このバナーをiTunesなどの専用ソフトにドロップすることで、ポッドキャストを聴くことができます。(iTunesで聴く手順)
このエントリーのみのpodcastを聴く場合は以下のリンクをクリックするとダウンロードできます。
ダウンロード:rec-20051126-2148.mp3
[mp3:http://www.atopic-info.com/archives/podcast/rec-20051126-2148.mp3:バリウム製剤に重要な副作用、アトピーにも影響あり?]
厚生労働省は11月24日、胃や腸のエックス線検査で使用される「硫酸バリウム製剤」について、1954年以降、ショック症状(18例)や消化管穿孔(27例)などの副作用が報告されたとして「医薬品・医療機器等安全性情報」の重要な副作用情報に追加したと発表した。同省によると、ぜん息やアトピー性皮膚炎などの過敏症患者で血圧低下や呼吸困難などのショック症状があらわれる恐れがあり、また、消化管運動機能が低下している高齢者で硫酸バリウムの停留による消化管穿孔や腸閉塞を引き起こすことが報告されているという。
上記ニュースのみではわかりにくいので記載されている厚生労働省の「医薬品・医療機器等安全性情報」を探してみた。11/24に発表されたものなので、容易に情報は入手できた。以下はその中からアトピーに関連すると思われるところを一部引用。
[禁 忌]
消化管の閉塞又はその疑いのある患者
硫酸バリウム製剤に対し,過敏症の既往歴のある患者
[慎重投与] 腸管憩室のある患者
[重要な基本的注意]
他の医薬品に対し過敏症の既往歴のある患者,喘息,アトピー性皮膚炎等過敏症反応を起こしやすい体質を有する患者では,ショック,アナフィラキシー様症状があらわれるおそれがあるので,投与に際しては問診を行い,観察を十分に行うこと。
消化管内に硫酸バリウムが停留することにより,まれに消化管穿孔,腸閉塞,バリウム虫垂炎等を引き起こすことが報告されており,特に高齢者においては,より重篤な転帰をたどることがあるので,次の点に留意すること。
[副作用(重大な副作用)]
- 患者の日常の排便状況に応じた下剤投与を行うこと。
- 迅速に硫酸バリウムを排出する必要があるため,十分な水分の摂取を患者に指導すること。

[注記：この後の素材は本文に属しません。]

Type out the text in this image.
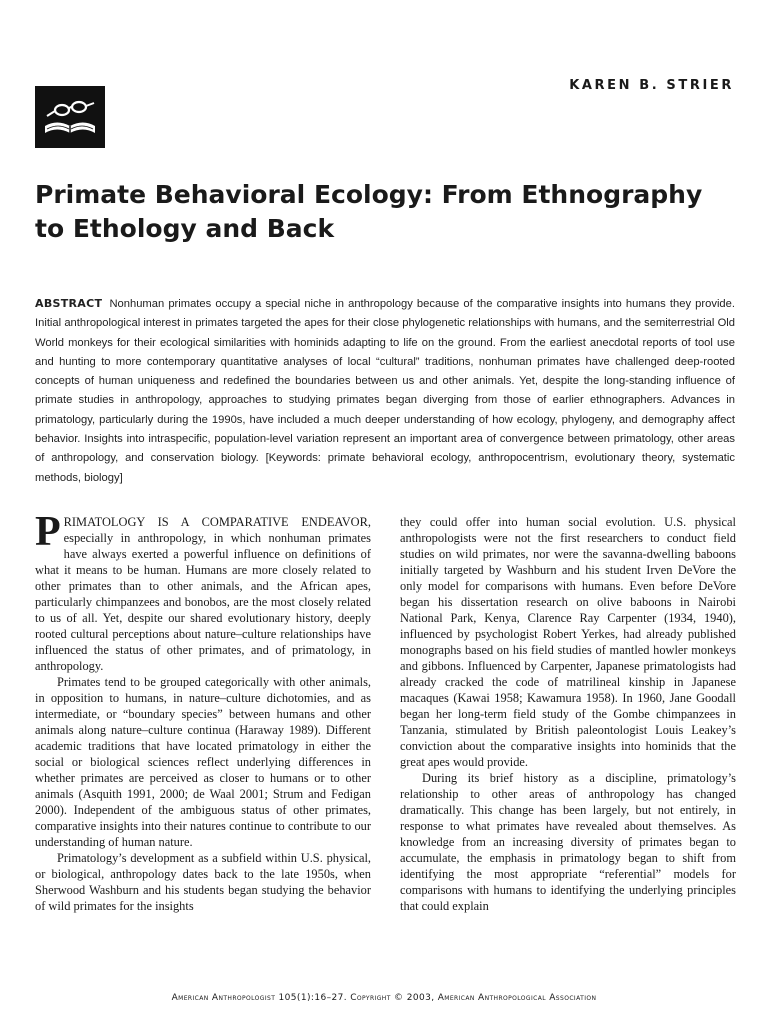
KAREN B. STRIER
Primate Behavioral Ecology: From Ethnography to Ethology and Back

ABSTRACT Nonhuman primates occupy a special niche in anthropology because of the comparative insights into humans they provide. Initial anthropological interest in primates targeted the apes for their close phylogenetic relationships with humans, and the semiterrestrial Old World monkeys for their ecological similarities with hominids adapting to life on the ground. From the earliest anecdotal reports of tool use and hunting to more contemporary quantitative analyses of local “cultural” traditions, nonhuman primates have challenged deep-rooted concepts of human uniqueness and redefined the boundaries between us and other animals. Yet, despite the long-standing influence of primate studies in anthropology, approaches to studying primates began diverging from those of earlier ethnographers. Advances in primatology, particularly during the 1990s, have included a much deeper understanding of how ecology, phylogeny, and demography affect behavior. Insights into intraspecific, population-level variation represent an important area of convergence between primatology, other areas of anthropology, and conservation biology. [Keywords: primate behavioral ecology, anthropocentrism, evolutionary theory, systematic methods, biology]

PRIMATOLOGY IS A COMPARATIVE ENDEAVOR, especially in anthropology, in which nonhuman primates have always exerted a powerful influence on definitions of what it means to be human. Humans are more closely related to other primates than to other animals, and the African apes, particularly chimpanzees and bonobos, are the most closely related to us of all. Yet, despite our shared evolutionary history, deeply rooted cultural perceptions about nature–culture relationships have influenced the status of other primates, and of primatology, in anthropology.

Primates tend to be grouped categorically with other animals, in opposition to humans, in nature–culture dichotomies, and as intermediate, or “boundary species” between humans and other animals along nature–culture continua (Haraway 1989). Different academic traditions that have located primatology in either the social or biological sciences reflect underlying differences in whether primates are perceived as closer to humans or to other animals (Asquith 1991, 2000; de Waal 2001; Strum and Fedigan 2000). Independent of the ambiguous status of other primates, comparative insights into their natures continue to contribute to our understanding of human nature.

Primatology’s development as a subfield within U.S. physical, or biological, anthropology dates back to the late 1950s, when Sherwood Washburn and his students began studying the behavior of wild primates for the insights

they could offer into human social evolution. U.S. physical anthropologists were not the first researchers to conduct field studies on wild primates, nor were the savanna-dwelling baboons initially targeted by Washburn and his student Irven DeVore the only model for comparisons with humans. Even before DeVore began his dissertation research on olive baboons in Nairobi National Park, Kenya, Clarence Ray Carpenter (1934, 1940), influenced by psychologist Robert Yerkes, had already published monographs based on his field studies of mantled howler monkeys and gibbons. Influenced by Carpenter, Japanese primatologists had already cracked the code of matrilineal kinship in Japanese macaques (Kawai 1958; Kawamura 1958). In 1960, Jane Goodall began her long-term field study of the Gombe chimpanzees in Tanzania, stimulated by British paleontologist Louis Leakey’s conviction about the comparative insights into hominids that the great apes would provide.

During its brief history as a discipline, primatology’s relationship to other areas of anthropology has changed dramatically. This change has been largely, but not entirely, in response to what primates have revealed about themselves. As knowledge from an increasing diversity of primates began to accumulate, the emphasis in primatology began to shift from identifying the most appropriate “referential” models for comparisons with humans to identifying the underlying principles that could explain

American Anthropologist 105(1):16–27. Copyright © 2003, American Anthropological Association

- 患者に排便状況を確認させ,持続する排便困難,腹痛等の消化器症状があらわれた場合には,直ちに医療機関を受診するよう指導すること。
- 腹痛等の消化器症状があらわれた場合には,腹部の診察や画像検査(単純X線,超音波,CT等)を実施し,適切な処置を行うこと。
ショック,アナフィラキシー様症状:ショック,アナフィラキシー様症状があらわれることがあるので,観察を十分に行い,顔面蒼白,四肢冷感,血圧低下,チアノーゼ,意識消失,潮紅,蕁麻疹,顔面浮腫,喉頭浮腫,呼吸困難等があらわれた場合には,適切な処置を行うこと。
消化管穿孔,腸閉塞,腹膜炎:消化管穿孔,腸閉塞,腹膜炎を起こすことがあるので,観察を十分に行い,検査後,腹痛等の異常が認められた場合には,腹部の診察や画像検査(単純X線,超音波,CT等)を実施し,適切な処置を行うこと。
[高齢者への投与]
高齢者では消化管運動機能が低下していることが多いため,硫酸バリウムの停留により,消化管穿孔が起こりやすく,また,起こした場合には,より重篤な転帰をたどることがあるので,検査後の硫酸バリウムの排泄については十分に留意すること。
胃カメラもまだ飲んだことはなく、胃のレントゲンもまだ撮影したことはないが、私も40歳に数年で手が届く年齢になるので、少し心配なニュースであった。